The judgment against Moretti individually is reversed and judgment is rendered in his favor. The judgment requiring restoration of the dredged canals is vacated and this cause is remanded for further proceedings not inconsistent with this opinion.
1. Rivers and Harbors Act of 1899, 33 U.S.C.A. § 403 states:
The creation of any obstruction not affirmatively authorized by Congress, to the navigable capacity of any of the waters of the United States is prohibited; and it shall not be lawful to build or commence the building of any wharf, pier, dolphin, boom, weir, breakwater, bulkhead, jetty, or other structures in any port, roadstead, haven, harbor, canal, navigable river, or other water of the United States, outside established harbor lines, or where no harbor lines have been established, except on plans recommended by the Chief of Engineers and authorized by the Secretary of the Army; and it shall not be lawful to excavate or fill, or in any manner to alter or modify the course, location, condition, or capacity of, any port, roadstead, haven, harbor, canal, lake, harbor of refuge, or inclosure within the limits of any breakwater, or of the channel of any navigable water of the United States, unless the work has been recommended by the Chief of Engineers and authorized by the Secretary of the Army prior to beginning the same.
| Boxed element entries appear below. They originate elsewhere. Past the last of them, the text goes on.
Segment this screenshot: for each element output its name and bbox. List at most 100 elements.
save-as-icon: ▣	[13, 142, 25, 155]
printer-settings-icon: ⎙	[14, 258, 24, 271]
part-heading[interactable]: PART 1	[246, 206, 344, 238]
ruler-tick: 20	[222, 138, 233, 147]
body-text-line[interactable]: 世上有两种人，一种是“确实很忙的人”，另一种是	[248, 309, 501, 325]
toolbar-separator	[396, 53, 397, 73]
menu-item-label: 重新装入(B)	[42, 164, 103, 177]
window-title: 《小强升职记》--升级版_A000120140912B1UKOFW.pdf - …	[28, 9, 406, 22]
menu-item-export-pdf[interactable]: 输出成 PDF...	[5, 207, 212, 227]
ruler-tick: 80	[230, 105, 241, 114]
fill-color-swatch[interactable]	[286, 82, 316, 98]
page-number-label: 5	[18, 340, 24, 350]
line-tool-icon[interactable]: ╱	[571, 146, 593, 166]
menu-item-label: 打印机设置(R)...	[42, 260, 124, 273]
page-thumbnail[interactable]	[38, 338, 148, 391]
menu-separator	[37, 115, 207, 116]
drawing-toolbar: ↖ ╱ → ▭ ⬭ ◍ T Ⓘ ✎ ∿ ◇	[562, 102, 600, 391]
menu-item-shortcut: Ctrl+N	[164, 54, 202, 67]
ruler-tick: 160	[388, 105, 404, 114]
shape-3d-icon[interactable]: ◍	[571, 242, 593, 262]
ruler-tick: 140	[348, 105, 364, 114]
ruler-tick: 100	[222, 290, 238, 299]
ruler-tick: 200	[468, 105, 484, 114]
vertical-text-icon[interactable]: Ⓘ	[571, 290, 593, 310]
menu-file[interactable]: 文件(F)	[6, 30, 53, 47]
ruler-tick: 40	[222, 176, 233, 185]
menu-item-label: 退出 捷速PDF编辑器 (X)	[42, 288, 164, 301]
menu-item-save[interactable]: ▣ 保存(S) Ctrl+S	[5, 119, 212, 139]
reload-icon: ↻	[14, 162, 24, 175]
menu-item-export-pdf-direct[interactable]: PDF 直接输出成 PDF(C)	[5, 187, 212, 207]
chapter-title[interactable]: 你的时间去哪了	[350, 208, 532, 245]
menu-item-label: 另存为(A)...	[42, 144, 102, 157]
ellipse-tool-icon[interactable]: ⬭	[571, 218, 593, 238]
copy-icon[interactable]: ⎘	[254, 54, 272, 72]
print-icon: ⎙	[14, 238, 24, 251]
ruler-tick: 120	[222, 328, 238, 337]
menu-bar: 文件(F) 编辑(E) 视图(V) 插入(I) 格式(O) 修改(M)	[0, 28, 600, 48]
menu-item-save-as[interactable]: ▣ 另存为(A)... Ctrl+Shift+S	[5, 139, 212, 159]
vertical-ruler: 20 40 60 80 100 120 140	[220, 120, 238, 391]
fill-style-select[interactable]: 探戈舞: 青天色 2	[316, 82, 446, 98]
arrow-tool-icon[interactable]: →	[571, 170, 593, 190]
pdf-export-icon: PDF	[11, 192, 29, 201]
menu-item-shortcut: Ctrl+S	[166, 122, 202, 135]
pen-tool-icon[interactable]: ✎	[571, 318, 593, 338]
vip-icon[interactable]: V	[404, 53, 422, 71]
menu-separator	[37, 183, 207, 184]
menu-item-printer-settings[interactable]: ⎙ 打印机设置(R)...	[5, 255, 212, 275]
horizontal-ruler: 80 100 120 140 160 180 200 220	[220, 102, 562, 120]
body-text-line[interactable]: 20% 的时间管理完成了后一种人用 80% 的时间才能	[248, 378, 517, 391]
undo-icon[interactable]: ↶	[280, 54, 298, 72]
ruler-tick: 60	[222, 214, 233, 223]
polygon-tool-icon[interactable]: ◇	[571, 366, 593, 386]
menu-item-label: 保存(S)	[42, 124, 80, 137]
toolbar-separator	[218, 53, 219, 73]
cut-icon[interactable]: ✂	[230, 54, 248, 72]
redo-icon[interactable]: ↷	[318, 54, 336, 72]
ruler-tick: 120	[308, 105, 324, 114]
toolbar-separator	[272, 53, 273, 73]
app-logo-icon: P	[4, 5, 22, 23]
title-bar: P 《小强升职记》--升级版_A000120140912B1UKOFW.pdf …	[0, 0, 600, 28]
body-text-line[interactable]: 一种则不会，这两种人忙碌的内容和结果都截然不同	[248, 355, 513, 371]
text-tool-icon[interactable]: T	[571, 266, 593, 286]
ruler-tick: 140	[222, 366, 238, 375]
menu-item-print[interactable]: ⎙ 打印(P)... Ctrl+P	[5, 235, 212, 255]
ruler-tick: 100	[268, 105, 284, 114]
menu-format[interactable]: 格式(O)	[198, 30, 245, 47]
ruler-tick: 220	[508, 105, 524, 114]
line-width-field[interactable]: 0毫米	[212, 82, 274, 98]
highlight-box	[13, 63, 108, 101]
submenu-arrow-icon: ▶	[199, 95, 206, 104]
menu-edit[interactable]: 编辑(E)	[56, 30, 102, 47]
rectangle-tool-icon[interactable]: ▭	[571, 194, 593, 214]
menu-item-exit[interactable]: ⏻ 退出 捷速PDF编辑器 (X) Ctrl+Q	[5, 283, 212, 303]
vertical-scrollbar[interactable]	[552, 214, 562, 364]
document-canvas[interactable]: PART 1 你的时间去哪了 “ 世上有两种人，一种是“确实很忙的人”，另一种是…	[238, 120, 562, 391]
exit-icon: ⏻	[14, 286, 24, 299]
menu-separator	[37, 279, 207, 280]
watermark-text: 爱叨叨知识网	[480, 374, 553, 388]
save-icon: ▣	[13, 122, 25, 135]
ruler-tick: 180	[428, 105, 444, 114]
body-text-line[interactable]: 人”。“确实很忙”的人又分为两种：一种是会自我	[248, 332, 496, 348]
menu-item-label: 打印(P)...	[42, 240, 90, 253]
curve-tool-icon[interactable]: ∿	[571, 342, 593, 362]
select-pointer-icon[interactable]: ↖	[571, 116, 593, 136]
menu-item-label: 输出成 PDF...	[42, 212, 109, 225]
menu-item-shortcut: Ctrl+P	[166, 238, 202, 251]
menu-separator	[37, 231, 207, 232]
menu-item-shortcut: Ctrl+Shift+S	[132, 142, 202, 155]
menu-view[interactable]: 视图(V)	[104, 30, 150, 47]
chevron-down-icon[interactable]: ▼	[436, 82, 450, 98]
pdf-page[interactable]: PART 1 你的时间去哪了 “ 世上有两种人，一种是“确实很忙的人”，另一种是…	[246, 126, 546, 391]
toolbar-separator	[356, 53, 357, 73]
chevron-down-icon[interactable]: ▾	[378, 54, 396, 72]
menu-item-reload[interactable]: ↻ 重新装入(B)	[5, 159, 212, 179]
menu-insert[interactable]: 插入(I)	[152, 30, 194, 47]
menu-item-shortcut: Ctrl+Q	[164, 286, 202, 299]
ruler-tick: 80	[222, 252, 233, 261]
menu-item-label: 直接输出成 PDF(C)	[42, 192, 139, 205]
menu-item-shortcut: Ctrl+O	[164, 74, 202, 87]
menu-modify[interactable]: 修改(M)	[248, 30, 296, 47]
2. The statutory authority for the injunction is found in § 406:
Every person and every corporation that shall violate any of the provisions of sections 401, 403, and 404 of this title or any rule or regulation made by the Secretary of the Army in pursuance of the provisions of section 404 of this title shall be deemed guilty of a misdemeanor, and on conviction thereof shall be punished by a fine not exceeding $2,500 nor less than $500, or by imprisonment (in the case of a natural person) not exceeding one year, or by both such punishments, in the discretion of the court. And further, the removal of any structures or parts of structures erected in violation of the provisions of the said sections may be enforced by the injunction of any district court exercising jurisdiction in any district in which such structures may exist, and proper proceedings to this end may be instituted under the direction of the Attorney General of the United States.
3. These regulations are set forth in Moretti I, 478 F.2d at 425.
4. The chain of harmful ecological consequences of Moretti's activities are summarized in Moretti I, 478 F.2d at 421, n. 3. These effects are discussed in more detail by the district court, 331 F. Supp. at 156-57. Further, the record before us now contains even further such documentation after Moretti I.